George Osborne
George Osborne has laid out strategy at the Conservative party conference (Reuters)

Chancellor George Osborne has promised to increase investment spending by the same amount as economic growth if the Conservatives win a majority at the next election in 2015.

Osborne joined his remarks on making money available for capital investment to shrinking the deficit at the Conservative party conference in Manchester.

"When we've dealt with Labour's deficit, we will have a surplus in the good times as insurance against the difficult times ahead," he said.

Balancing the Books

Osborne also said that he would aim to return Britain's precarious public finances to a surplus in the next parliament - on condition that the economy continued to strengthen.

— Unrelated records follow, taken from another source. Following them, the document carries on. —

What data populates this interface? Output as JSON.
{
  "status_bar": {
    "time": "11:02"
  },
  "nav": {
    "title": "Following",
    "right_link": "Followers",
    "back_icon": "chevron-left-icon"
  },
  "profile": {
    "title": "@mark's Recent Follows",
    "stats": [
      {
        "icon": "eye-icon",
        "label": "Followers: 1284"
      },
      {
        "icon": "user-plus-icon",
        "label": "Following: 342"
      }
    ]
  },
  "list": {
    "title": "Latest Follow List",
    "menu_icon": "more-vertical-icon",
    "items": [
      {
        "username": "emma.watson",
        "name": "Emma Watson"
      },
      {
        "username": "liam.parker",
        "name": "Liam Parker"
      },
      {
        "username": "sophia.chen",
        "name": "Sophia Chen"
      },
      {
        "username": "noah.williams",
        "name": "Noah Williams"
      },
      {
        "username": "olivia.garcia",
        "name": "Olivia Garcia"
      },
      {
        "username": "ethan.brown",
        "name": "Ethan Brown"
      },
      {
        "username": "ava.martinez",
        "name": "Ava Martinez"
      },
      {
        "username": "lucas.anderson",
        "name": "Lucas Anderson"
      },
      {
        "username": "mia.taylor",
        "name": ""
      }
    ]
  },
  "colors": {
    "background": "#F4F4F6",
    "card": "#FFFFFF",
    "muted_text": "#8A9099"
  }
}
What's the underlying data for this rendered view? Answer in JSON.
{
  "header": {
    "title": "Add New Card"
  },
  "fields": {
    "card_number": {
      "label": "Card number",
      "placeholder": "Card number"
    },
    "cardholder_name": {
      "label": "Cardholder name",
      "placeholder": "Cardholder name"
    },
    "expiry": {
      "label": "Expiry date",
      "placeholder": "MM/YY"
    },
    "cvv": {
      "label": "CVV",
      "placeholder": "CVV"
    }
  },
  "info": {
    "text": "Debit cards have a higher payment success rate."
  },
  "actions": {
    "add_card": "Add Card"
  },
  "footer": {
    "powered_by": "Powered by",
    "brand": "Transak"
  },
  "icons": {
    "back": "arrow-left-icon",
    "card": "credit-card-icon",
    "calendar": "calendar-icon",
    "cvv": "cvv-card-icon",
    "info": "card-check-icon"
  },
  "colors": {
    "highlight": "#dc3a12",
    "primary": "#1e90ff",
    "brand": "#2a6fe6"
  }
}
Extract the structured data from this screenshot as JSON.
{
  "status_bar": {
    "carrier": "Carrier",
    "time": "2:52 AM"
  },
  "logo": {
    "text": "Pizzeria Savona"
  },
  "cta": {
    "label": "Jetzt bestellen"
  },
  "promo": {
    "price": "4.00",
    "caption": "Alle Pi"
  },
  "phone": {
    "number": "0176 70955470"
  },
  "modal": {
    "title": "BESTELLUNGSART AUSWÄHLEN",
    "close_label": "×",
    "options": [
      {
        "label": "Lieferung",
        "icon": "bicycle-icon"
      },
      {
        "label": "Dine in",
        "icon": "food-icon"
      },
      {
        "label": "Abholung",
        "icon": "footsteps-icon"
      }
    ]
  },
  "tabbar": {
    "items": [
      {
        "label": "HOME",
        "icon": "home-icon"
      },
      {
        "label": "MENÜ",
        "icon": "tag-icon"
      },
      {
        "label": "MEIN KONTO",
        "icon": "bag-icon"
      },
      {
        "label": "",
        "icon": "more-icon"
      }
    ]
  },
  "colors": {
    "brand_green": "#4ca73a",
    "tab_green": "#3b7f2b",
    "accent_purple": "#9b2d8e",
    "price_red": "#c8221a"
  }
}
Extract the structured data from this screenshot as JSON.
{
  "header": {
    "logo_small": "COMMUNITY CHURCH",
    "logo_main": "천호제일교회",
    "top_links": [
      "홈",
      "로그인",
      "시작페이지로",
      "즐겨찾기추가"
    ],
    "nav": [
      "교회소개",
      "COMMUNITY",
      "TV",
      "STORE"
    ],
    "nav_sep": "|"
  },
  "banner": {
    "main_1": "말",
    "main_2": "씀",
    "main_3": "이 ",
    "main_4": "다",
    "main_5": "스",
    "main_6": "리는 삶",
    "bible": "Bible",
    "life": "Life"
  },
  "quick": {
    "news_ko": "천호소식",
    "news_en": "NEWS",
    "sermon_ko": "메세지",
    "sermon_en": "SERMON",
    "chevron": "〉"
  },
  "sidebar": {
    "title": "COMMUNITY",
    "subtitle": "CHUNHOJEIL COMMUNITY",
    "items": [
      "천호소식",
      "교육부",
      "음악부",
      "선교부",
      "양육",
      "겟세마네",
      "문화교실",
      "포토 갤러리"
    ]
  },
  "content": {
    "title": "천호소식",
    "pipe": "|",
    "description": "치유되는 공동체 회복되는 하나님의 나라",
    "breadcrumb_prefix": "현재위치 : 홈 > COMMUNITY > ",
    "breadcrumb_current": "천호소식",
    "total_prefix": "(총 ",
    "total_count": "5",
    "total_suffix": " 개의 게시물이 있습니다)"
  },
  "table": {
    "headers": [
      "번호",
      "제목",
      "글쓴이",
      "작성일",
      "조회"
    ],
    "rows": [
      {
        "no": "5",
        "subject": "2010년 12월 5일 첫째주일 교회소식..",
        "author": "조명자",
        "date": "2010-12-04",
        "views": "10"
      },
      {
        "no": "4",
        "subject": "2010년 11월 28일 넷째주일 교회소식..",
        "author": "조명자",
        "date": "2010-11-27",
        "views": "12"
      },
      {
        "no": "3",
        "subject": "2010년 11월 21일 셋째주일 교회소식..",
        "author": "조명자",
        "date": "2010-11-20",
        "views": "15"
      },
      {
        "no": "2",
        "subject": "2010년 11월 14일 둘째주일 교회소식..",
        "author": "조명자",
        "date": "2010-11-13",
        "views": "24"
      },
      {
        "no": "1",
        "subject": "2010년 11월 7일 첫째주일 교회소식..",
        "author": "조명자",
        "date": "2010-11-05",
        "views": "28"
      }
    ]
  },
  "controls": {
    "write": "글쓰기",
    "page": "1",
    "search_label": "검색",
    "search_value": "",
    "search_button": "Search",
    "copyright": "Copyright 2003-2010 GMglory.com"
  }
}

"Provided the recovery is sustained, our goal is to achieve that surplus in the next parliament," he said.

In March 2013, the UK's budget watchdog claimed that the public sector budget would be in surplus by the 2016/17 financial year according to the government's way of measuring the deficit.

But Osborne's pledge has so far escaped his best intentions and provided ammunition for his political opponents, namely shadow chancellor Ed Balls.

In 2010, when Osborne became chancellor, he said that the UK's deficit would be gone by the time of the general election in 2015.

His original plan came unstuck and was widely off-target and he borrowed far more money than many Conservatives were comfortable with.